You Should Always Be Together

As they gathered around their aged and ailing mother, the sisters received a final piece of advice; you should always be together. The matriarch, my grandmother, my nanny, gave this directive to my mother and her sisters very shortly before her passing. This missive made a big impact on my mother and ultimately on us, her children. When it comes to her children, my mother is Perry Mason – never lost a case – always defends her clients. If I ever voice a complaint about my brothers, my mother will always end her impassioned defense with the following, “he means well.”  I shake my head and huff as I have not received my desired, “I understand.” My only comfort is that should one of them complain about me (yes, it is possible I have done wrong – hard as that may be to believe) they will receive the same response.

I always knew why my mother defended my siblings, but now as a parent, I understand. She wants us to get along, she wants us to be there for each other, she wants us to be friends.  When I see my two boys getting along and playing nicely with each other, I am thrilled and feel a sense of contentment – everything is right. No, it’s not just because I won’t have to hear whining or crying though that is an awesome benefit. I want them to be friends. I want them to build those bonds when they are young and for those bonds to grow as they get older.  Don’t we all want our children to be best friends with each other?

BR, my 8 year-old, is very much a big brother. He is dominant and can be moody – sometimes angry though more often generous and curious. SY, my 5 year-old who can be a bit whiny, is for the most part compliant and pleasant. SY will follow his brother pretty much anywhere, “I’ll do anything you want to do BR.”  He sits next to his big brother while BR plays computer games and cheers for him. If my wife or I call to BR for something which disturbs his all important video game, it is SY that tends to get angrier than BR (could just be that BR is much more adept at tuning his parents out) and tells us that BR is in the middle of a game. By the way, SY never even bothers playing the game.  The other day I asked BR do you ever let your little brother play.
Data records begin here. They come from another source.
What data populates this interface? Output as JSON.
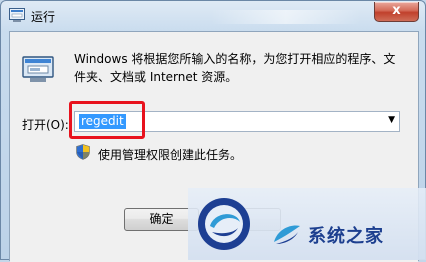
{
  "window": {
    "title": "运行",
    "close_symbol": "x"
  },
  "dialog": {
    "description": "Windows 将根据您所输入的名称，为您打开相应的程序、文件夹、文档或 Internet 资源。",
    "open_label": "打开(O):",
    "open_value": "regedit",
    "admin_note": "使用管理权限创建此任务。"
  },
  "buttons": {
    "ok_label": "确定"
  },
  "watermark": {
    "brand_text": "系统之家"
  },
  "colors": {
    "highlight_border": "#e8121d",
    "selection": "#3399ff",
    "watermark_text": "#1c3f8f"
  }
}
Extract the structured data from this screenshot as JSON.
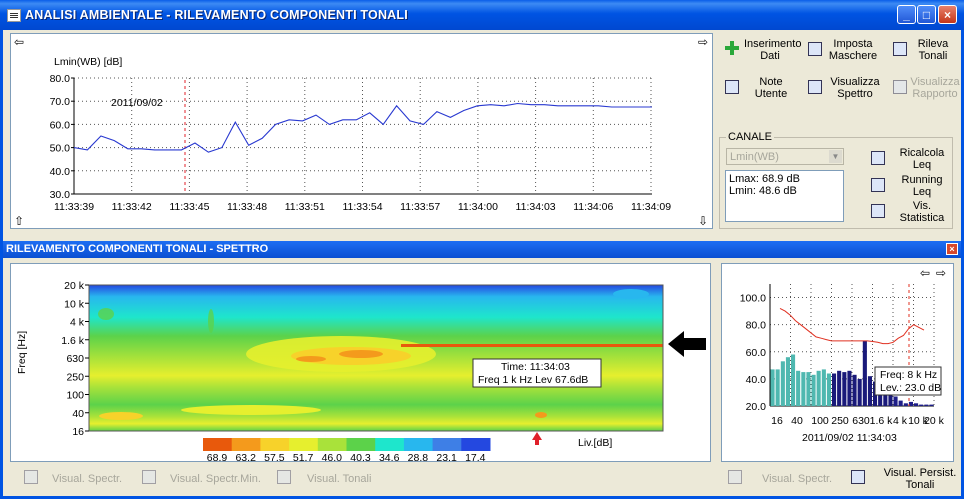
{
  "window": {
    "title": "ANALISI AMBIENTALE - RILEVAMENTO COMPONENTI TONALI",
    "minimize_label": "_",
    "maximize_label": "□",
    "close_label": "×"
  },
  "time_chart": {
    "ylabel": "Lmin(WB) [dB]",
    "date_marker_label": "2011/09/02",
    "y_ticks": [
      "80.0",
      "70.0",
      "60.0",
      "50.0",
      "40.0",
      "30.0"
    ],
    "x_ticks": [
      "11:33:39",
      "11:33:42",
      "11:33:45",
      "11:33:48",
      "11:33:51",
      "11:33:54",
      "11:33:57",
      "11:34:00",
      "11:34:03",
      "11:34:06",
      "11:34:09"
    ],
    "nav_left": "⇦",
    "nav_right": "⇨",
    "nav_up": "⇧",
    "nav_down": "⇩"
  },
  "toolbar": {
    "inserimento_dati": "Inserimento Dati",
    "imposta_maschere": "Imposta Maschere",
    "rileva_tonali": "Rileva Tonali",
    "note_utente": "Note Utente",
    "visualizza_spettro": "Visualizza Spettro",
    "visualizza_rapporto": "Visualizza Rapporto"
  },
  "canale": {
    "legend": "CANALE",
    "selected": "Lmin(WB)",
    "lmax": "Lmax: 68.9 dB",
    "lmin": "Lmin: 48.6 dB",
    "ricalcola_leq": "Ricalcola Leq",
    "running_leq": "Running Leq",
    "vis_statistica": "Vis. Statistica"
  },
  "spectrum_window": {
    "title": "RILEVAMENTO COMPONENTI TONALI - SPETTRO",
    "close_label": "×"
  },
  "spectrogram": {
    "ylabel": "Freq [Hz]",
    "y_ticks": [
      "20 k",
      "10 k",
      "4 k",
      "1.6 k",
      "630",
      "250",
      "100",
      "40",
      "16"
    ],
    "tooltip_line1": "Time: 11:34:03",
    "tooltip_line2": "Freq  1 k Hz Lev  67.6dB",
    "colorbar_labels": [
      "68.9",
      "63.2",
      "57.5",
      "51.7",
      "46.0",
      "40.3",
      "34.6",
      "28.8",
      "23.1",
      "17.4"
    ],
    "colorbar_colors": [
      "#e8590c",
      "#f49a1c",
      "#f7d22a",
      "#e6ef2e",
      "#a9e23a",
      "#5cd24a",
      "#1ee6cc",
      "#28b7ee",
      "#3e7fe6",
      "#2448e0"
    ],
    "unit_label": "Liv.[dB]"
  },
  "spectrum_chart": {
    "y_ticks": [
      "100.0",
      "80.0",
      "60.0",
      "40.0",
      "20.0"
    ],
    "x_ticks": [
      "16",
      "40",
      "100",
      "250",
      "630",
      "1.6 k",
      "4 k",
      "10 k",
      "20 k"
    ],
    "date_label": "2011/09/02 11:34:03",
    "tooltip_line1": "Freq: 8 k Hz",
    "tooltip_line2": "Lev.: 23.0 dB",
    "nav_left": "⇦",
    "nav_right": "⇨"
  },
  "bottom_bar": {
    "visual_spectr": "Visual. Spectr.",
    "visual_spectr_min": "Visual. Spectr.Min.",
    "visual_tonali": "Visual. Tonali",
    "visual_spectr_right": "Visual. Spectr.",
    "visual_persist_tonali": "Visual. Persist. Tonali"
  },
  "chart_data": [
    {
      "type": "line",
      "ylabel": "Lmin(WB) [dB]",
      "ylim": [
        30,
        80
      ],
      "x": [
        "11:33:39",
        "11:33:40",
        "11:33:41",
        "11:33:42",
        "11:33:43",
        "11:33:44",
        "11:33:45",
        "11:33:46",
        "11:33:47",
        "11:33:48",
        "11:33:49",
        "11:33:50",
        "11:33:51",
        "11:33:52",
        "11:33:53",
        "11:33:54",
        "11:33:55",
        "11:33:56",
        "11:33:57",
        "11:33:58",
        "11:33:59",
        "11:34:00",
        "11:34:01",
        "11:34:02",
        "11:34:03",
        "11:34:04",
        "11:34:05",
        "11:34:06",
        "11:34:07",
        "11:34:08",
        "11:34:09",
        "11:34:10"
      ],
      "values": [
        50,
        49,
        55,
        53,
        49.5,
        49.5,
        49,
        49,
        49,
        52,
        48,
        50,
        61,
        51,
        54,
        60,
        62,
        61.5,
        64,
        60,
        62,
        62,
        65,
        60,
        68,
        61.5,
        60,
        65.5,
        63,
        66,
        68,
        68.5,
        68,
        69,
        68.5,
        68.5,
        68,
        68,
        68,
        68,
        67.5,
        67.5,
        67.5,
        67.5
      ],
      "grid": true
    },
    {
      "type": "bar",
      "title": "",
      "categories": [
        "16",
        "20",
        "25",
        "31.5",
        "40",
        "50",
        "63",
        "80",
        "100",
        "125",
        "160",
        "200",
        "250",
        "315",
        "400",
        "500",
        "630",
        "800",
        "1 k",
        "1.25 k",
        "1.6 k",
        "2 k",
        "2.5 k",
        "3.15 k",
        "4 k",
        "5 k",
        "6.3 k",
        "8 k",
        "10 k",
        "12.5 k",
        "16 k",
        "20 k"
      ],
      "values": [
        47,
        47,
        53,
        56,
        58,
        46,
        45,
        45,
        43,
        46,
        47,
        44,
        44,
        46,
        45,
        46,
        43,
        40,
        68,
        42,
        38,
        36,
        34,
        32,
        27,
        24,
        22,
        23,
        22,
        21,
        21,
        21
      ],
      "line_values": [
        92,
        90,
        87,
        83,
        80,
        77,
        74,
        71,
        70,
        69,
        68,
        68,
        68,
        68,
        68,
        68,
        68,
        68,
        67.6,
        67,
        66,
        66,
        67,
        70,
        72,
        77,
        80,
        78,
        76
      ],
      "ylim": [
        20,
        110
      ],
      "grid": true
    }
  ]
}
He said, “no, he never asks to play.”

“Do you ever ask him?”

He turned to him, “SY, do you want to play?”

“No, I just want to watch you.”

“See,” BR calls to me, “he doesn’t want to play.”
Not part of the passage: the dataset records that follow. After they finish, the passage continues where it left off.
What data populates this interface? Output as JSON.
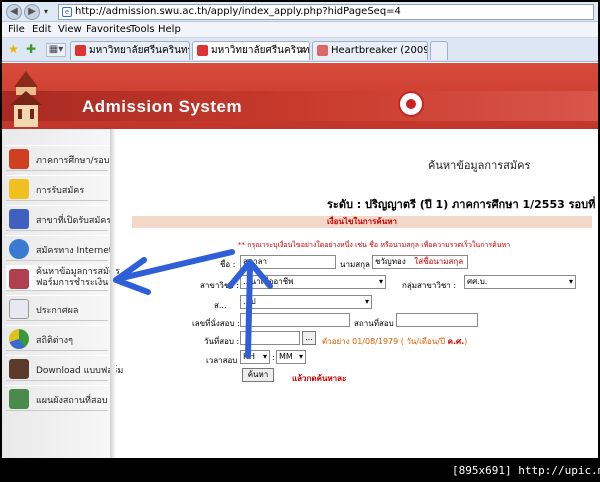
{
  "browser": {
    "url": "http://admission.swu.ac.th/apply/index_apply.php?hidPageSeq=4",
    "menu": [
      "File",
      "Edit",
      "View",
      "Favorites",
      "Tools",
      "Help"
    ],
    "tabs": [
      {
        "label": "มหาวิทยาลัยศรีนครินทรวิโร..."
      },
      {
        "label": "มหาวิทยาลัยศรีนครินทรวิ..."
      },
      {
        "label": "Heartbreaker (2009) ★ ..."
      }
    ]
  },
  "header": {
    "title": "Admission System"
  },
  "sidebar": {
    "items": [
      {
        "label": "ภาคการศึกษา/รอบ"
      },
      {
        "label": "การรับสมัคร"
      },
      {
        "label": "สาขาที่เปิดรับสมัคร"
      },
      {
        "label": "สมัครทาง Internet"
      },
      {
        "label": "ค้นหาข้อมูลการสมัคร",
        "label2": "ฟอร์มการชำระเงิน"
      },
      {
        "label": "ประกาศผล"
      },
      {
        "label": "สถิติต่างๆ"
      },
      {
        "label": "Download แบบฟอร์ม"
      },
      {
        "label": "แผนผังสถานที่สอบ"
      }
    ]
  },
  "main": {
    "title": "ค้นหาข้อมูลการสมัคร",
    "level": "ระดับ : ปริญญาตรี (ปี 1) ภาคการศึกษา 1/2553 รอบที่ 1",
    "condition_title": "เงื่อนไขในการค้นหา",
    "note": "** กรุณาระบุเงื่อนไขอย่างใดอย่างหนึ่ง เช่น ชื่อ หรือนามสกุล เพื่อความรวดเร็วในการค้นหา",
    "fields": {
      "first_name_label": "ชื่อ :",
      "first_name_value": "สุดาลา",
      "last_name_label": "นามสกุล :",
      "last_name_value": "ชวัญทอง",
      "last_name_hint": "ใส่ชื่อนามสกุล",
      "major_label": "สาขาวิชา :",
      "major_value": "...นาเพื่ออาชีพ",
      "major_group_label": "กลุ่มสาขาวิชา :",
      "major_group_value": "ศศ.บ.",
      "field4_label": "ส...",
      "field4_value": "...ป",
      "exam_no_label": "เลขที่นั่งสอบ :",
      "exam_place_label": "สถานที่สอบ :",
      "exam_date_label": "วันที่สอบ :",
      "date_button": "...",
      "date_example": "ตัวอย่าง 01/08/1979 ( วัน/เดือน/ปี ",
      "date_example_bold": "ค.ศ.",
      "date_example_end": ")",
      "exam_time_label": "เวลาสอบ :",
      "hour": "HH",
      "minute": "MM",
      "search_button": "ค้นหา",
      "after_hint": "แล้วกดค้นหาละ"
    }
  },
  "watermark": "[895x691] http://upic.me/",
  "colors": {
    "banner": "#c8382c",
    "sidebar_bg": "#eeeeee",
    "arrow": "#2f5fd8",
    "condition_bar": "#f3d7c9"
  }
}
Sure there are those moments when it is best for all parties to have BR and SY in separate rooms, each with their own toys and television. However, in general, the boys get along. Yet, when other children get in the mix, the brotherly love often seems to fade into the background.  All of a sudden, they don’t have time for each other or don’t even want the other around. It is those times when the boys are part of a larger group that I as a parent want them to be there for each other even more. My wife and I have given both boys, particularly BR who is more capable of understanding, the lesson about having each other’s back. “Look out for each other,” we counsel.

I hope that the friendship that they already have for one another will continue to grow as they do. I hope that my wife and I have produced best friends or at least brothers who remember there is nothing like family. I wish that they will do just as nanny said – you should always be together.